La communion sous les deux espèces réclamée, tout au moins souhaitée par Charles-Quint, comme elle le sera plus tard en France, à la suite de certains colloques, n'était tolérée par la Papauté que pour les laïques croyants, fervents, et quant aux prêtres mariés, celle-ci ne les conservait que s'ils se séparaient de leurs femmes. Ces divergences constituèrent une première difficulté. Le parti français se renouait grâce au cardinal Hippolyte d'Este. Enfin Parme et Plaisance, d'après l'Empereur, devaient faire retour à l'Empire.

Abreuvé de dégoûts, Paul III adoptait le parti de dissoudre l'assemblée de Bologne et d'opérer lui-même les améliorations demandées avec l'aide de la congrégation de réforme.
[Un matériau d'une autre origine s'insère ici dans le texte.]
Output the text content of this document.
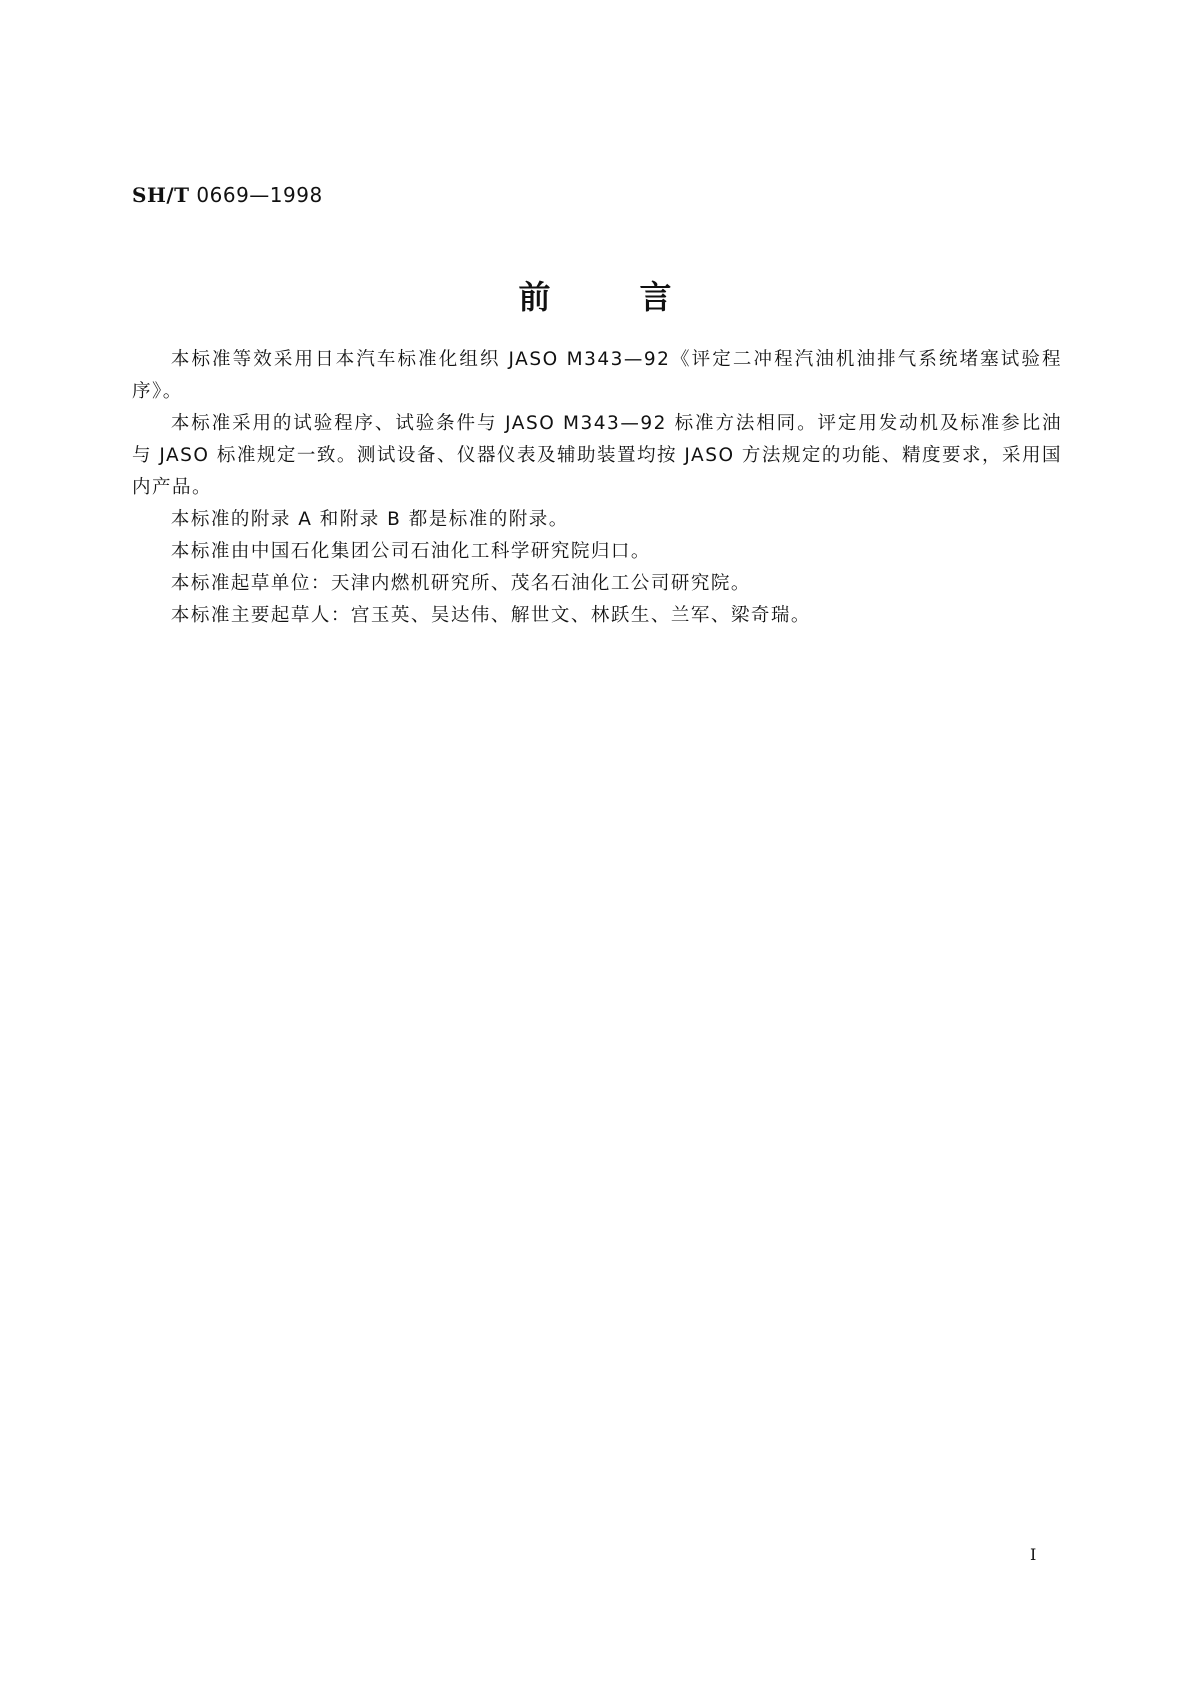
SH/T 0669—1998
前	言

本标准等效采用日本汽车标准化组织 JASO M343—92《评定二冲程汽油机油排气系统堵塞试验程序》。

本标准采用的试验程序、试验条件与 JASO M343—92 标准方法相同。评定用发动机及标准参比油与 JASO 标准规定一致。测试设备、仪器仪表及辅助装置均按 JASO 方法规定的功能、精度要求，采用国内产品。

本标准的附录 A 和附录 B 都是标准的附录。

本标准由中国石化集团公司石油化工科学研究院归口。

本标准起草单位：天津内燃机研究所、茂名石油化工公司研究院。

本标准主要起草人：宫玉英、吴达伟、解世文、林跃生、兰军、梁奇瑞。

I
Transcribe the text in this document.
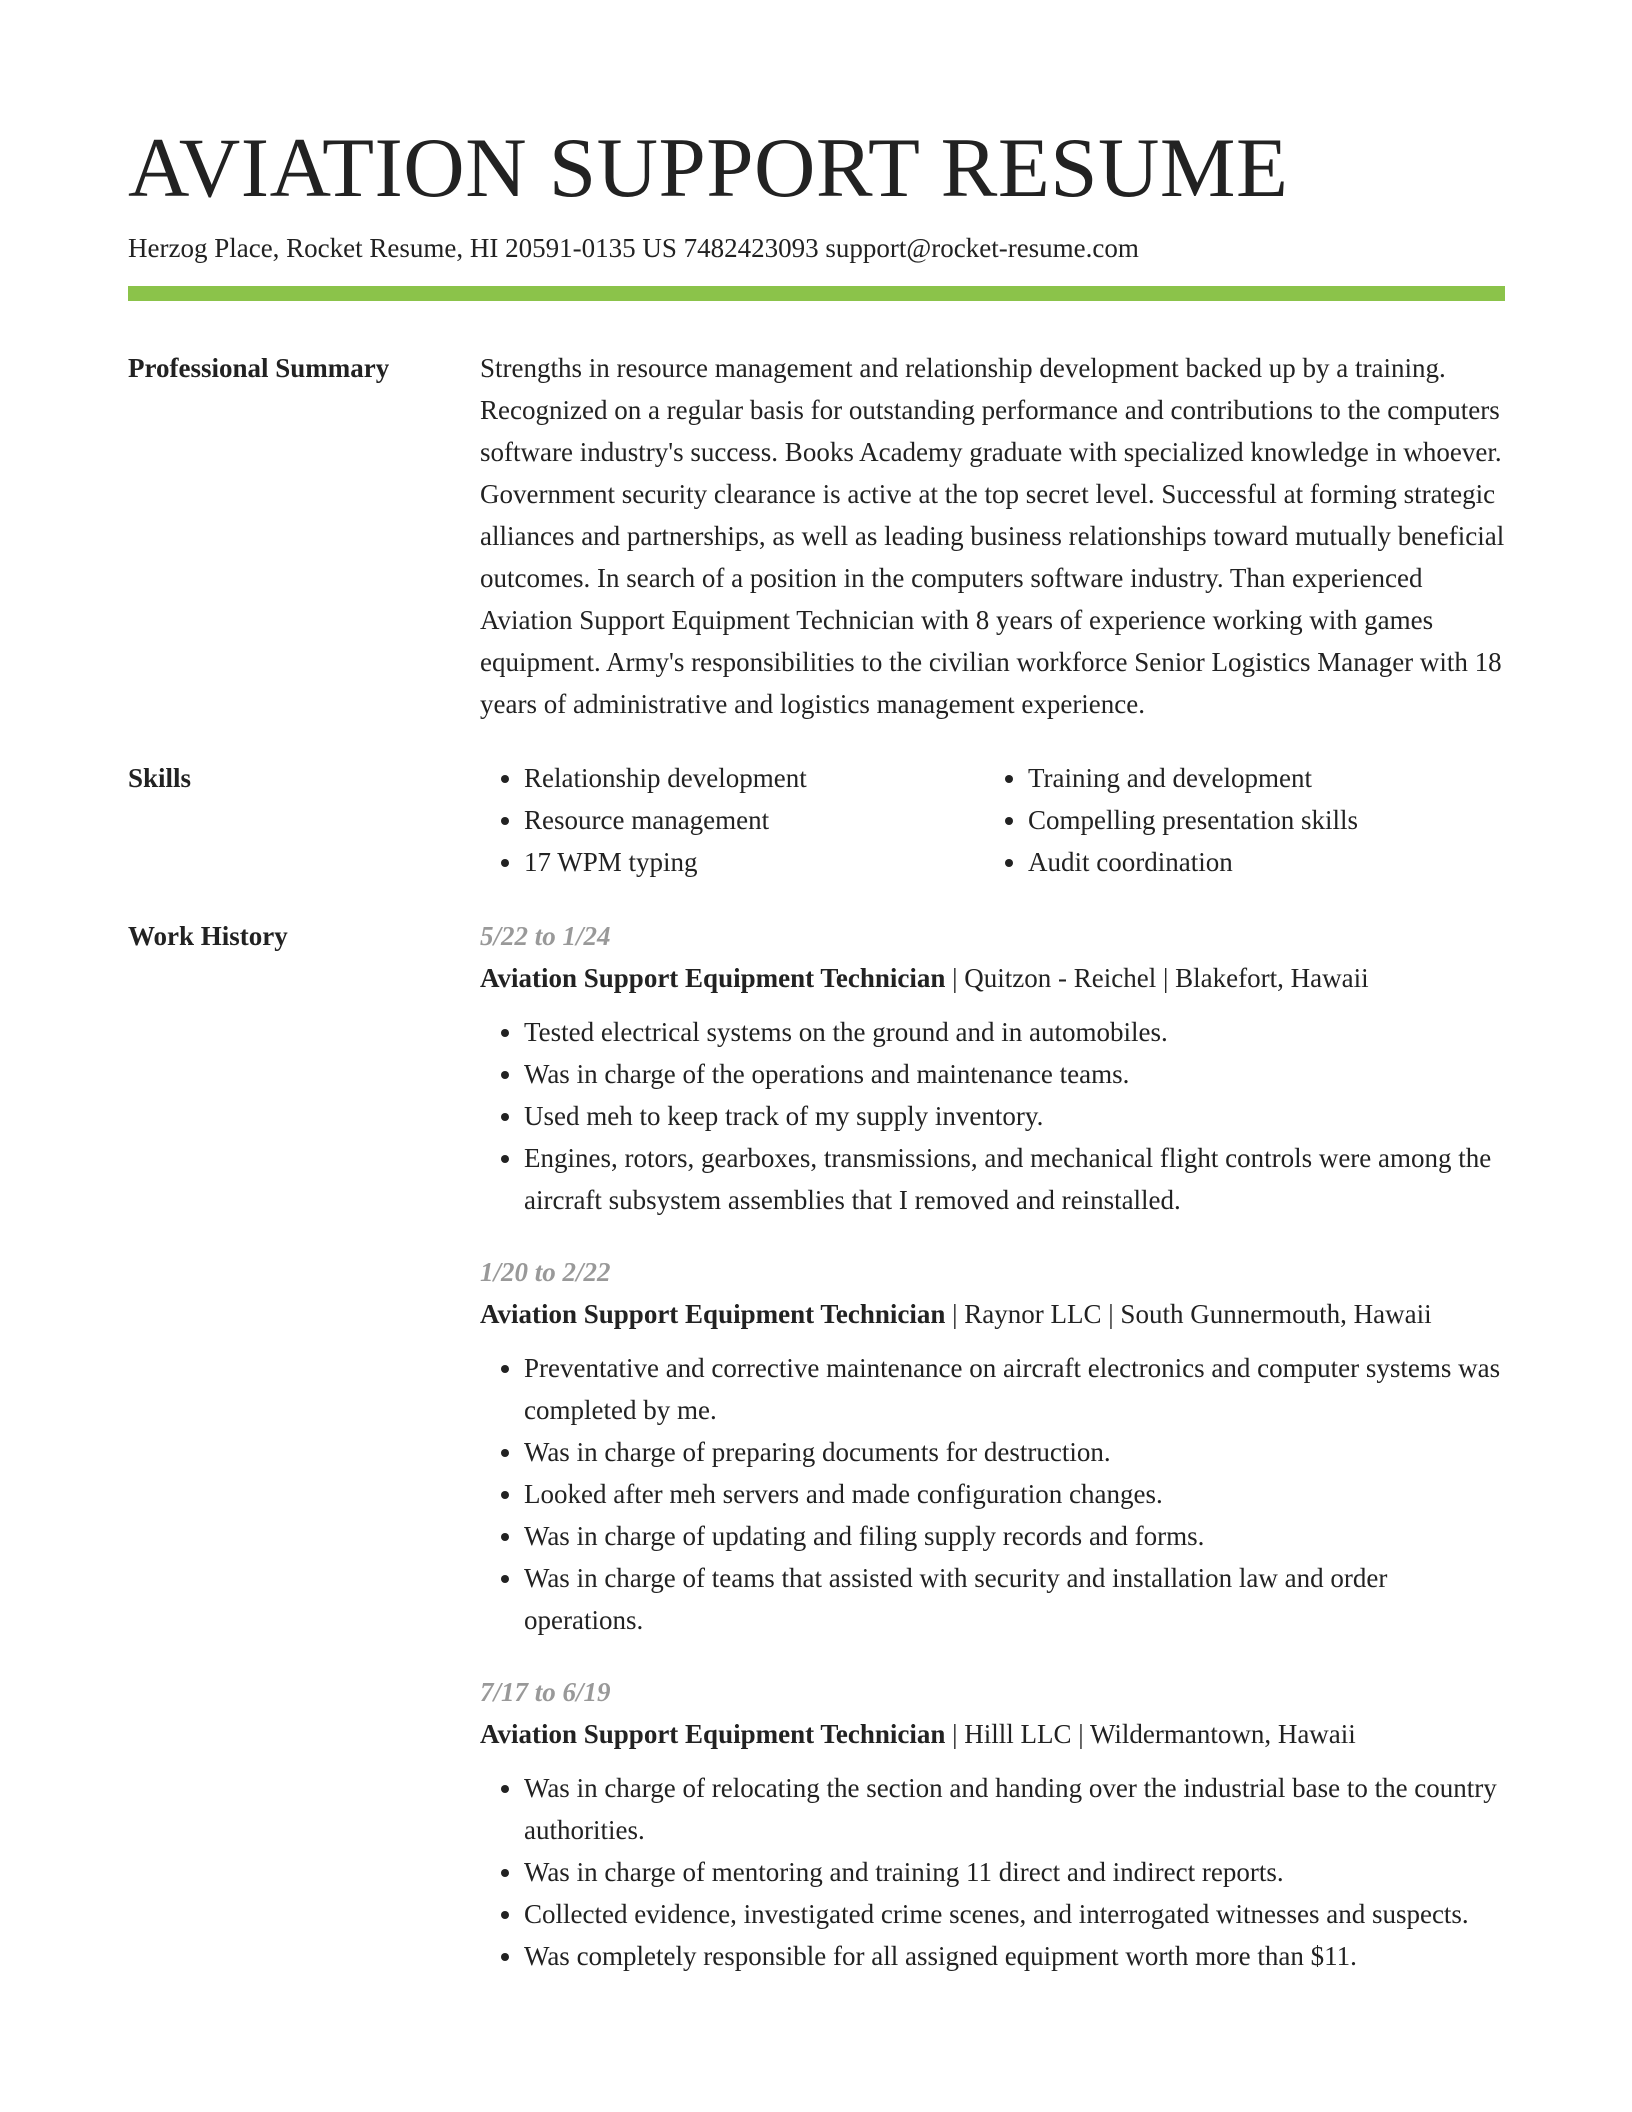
AVIATION SUPPORT RESUME
Herzog Place, Rocket Resume, HI 20591-0135 US 7482423093 support@rocket-resume.com
Professional Summary	Strengths in resource management and relationship development backed up by a training. Recognized on a regular basis for outstanding performance and contributions to the computers software industry's success. Books Academy graduate with specialized knowledge in whoever. Government security clearance is active at the top secret level. Successful at forming strategic alliances and partnerships, as well as leading business relationships toward mutually beneficial outcomes. In search of a position in the computers software industry. Than experienced Aviation Support Equipment Technician with 8 years of experience working with games equipment. Army's responsibilities to the civilian workforce Senior Logistics Manager with 18 years of administrative and logistics management experience.

Skills
•	Relationship development
• Resource management
• 17 WPM typing
• Training and development
• Compelling presentation skills
• Audit coordination
Work History	5/22 to 1/24
Aviation Support Equipment Technician | Quitzon - Reichel | Blakefort, Hawaii
• Tested electrical systems on the ground and in automobiles.
• Was in charge of the operations and maintenance teams.
• Used meh to keep track of my supply inventory.
• Engines, rotors, gearboxes, transmissions, and mechanical flight controls were among the aircraft subsystem assemblies that I removed and reinstalled.
1/20 to 2/22
Aviation Support Equipment Technician | Raynor LLC | South Gunnermouth, Hawaii
• Preventative and corrective maintenance on aircraft electronics and computer systems was completed by me.
• Was in charge of preparing documents for destruction.
• Looked after meh servers and made configuration changes.
• Was in charge of updating and filing supply records and forms.
• Was in charge of teams that assisted with security and installation law and order operations.
7/17 to 6/19
Aviation Support Equipment Technician | Hilll LLC | Wildermantown, Hawaii
• Was in charge of relocating the section and handing over the industrial base to the country authorities.
• Was in charge of mentoring and training 11 direct and indirect reports.
• Collected evidence, investigated crime scenes, and interrogated witnesses and suspects.
• Was completely responsible for all assigned equipment worth more than $11.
Le 18 septembre il sommait ladite assemblée de députer vers lui quatre de ses membres. Il ne fut pas obéi. Une autre désobéissance contrista son cœur : comme il voulut transférer le duché de Parme d'Octave Farnèse à Horace Farnèse, c'est-à-dire d'un partisan de l'Empire à un partisan de la France, les deux princes se disputèrent violemment, et le premier implora l'assistance de Ferdinand de Gonzague, offrant de tenir Parme à titre de fief impérial : alors Paul III prit possession du duché au nom du Saint-Siège. Après cette dernière tergiversation, il mourut (10 décembre 1549) : son règne avait duré quinze ans.

Elu le 7 février 1550, Monte[7] lui succéda sous le nom de Jules III : On aimait en lui, dit Fra Paolo Sarpi, son naturel libre, éloigné de l'hypocrisie et de la dissimulation, avec une certaine ouverture envers ceux qui l'approchaient.

L'Empereur lui envoya Louis d'Avila chargé de le féliciter sur son exaltation et de le prier de remettre le Concile à Trente. Le nouveau Pape répondit d'une façon affectueuse, sans se prononcer relativement au Concile ; à ce sujet il ne promit rien non plus au cardinal de Guise. Voulait-il s'adonner à ses goûts littéraires, et au penchant qu'on lui attribuait pour une vie molle et oisive ? Toujours est-il qu'il donna l'autorité de cardinal neveu à un indigne favori âgé de 17 ans, adopté par son frère aîné et qui jusqu'alors était simple prévôt d'un de ses bénéfices : on surnomma ce favori le cardinal de la Singesse[8].

Bientôt Jules III promit à Charles-Quint le retour à Trente et même plus en avant en Allemagne, si cela semblait nécessaire, mais sous condition que cette assemblée ne tenterait rien contre le Saint-Siège : le souverain des Allemands répondit qu'il voulait que le Saint-Père pût agir en bon pape comme lui en bon empereur. Evidemment devenu souverain pontife, Jules III jugeait qu'il pouvait agir autrement que quand il était cardinal, et de la sorte il se rangeait à l'avis d'un grand nombre de princes : toutefois il avait consulté le Concile qui avait répondu qu'il fallait avant tout le continuer, et, s'il fallait pour contenter l'Allemagne revenir à Trente, le faire en s'en attribuant le mérite auprès de l'Empereur. S'étant exprimé dans ce sens auprès de Charles-Quint, le Saint-Père prévint de sa décision le cardinal de Ferrare et l'ambassadeur de France ; puis il dépêcha un courrier vers Henri II, promettant à ce monarque l'arrivée d'un nonce qui lui exposerait mieux et plus au long ses raisons.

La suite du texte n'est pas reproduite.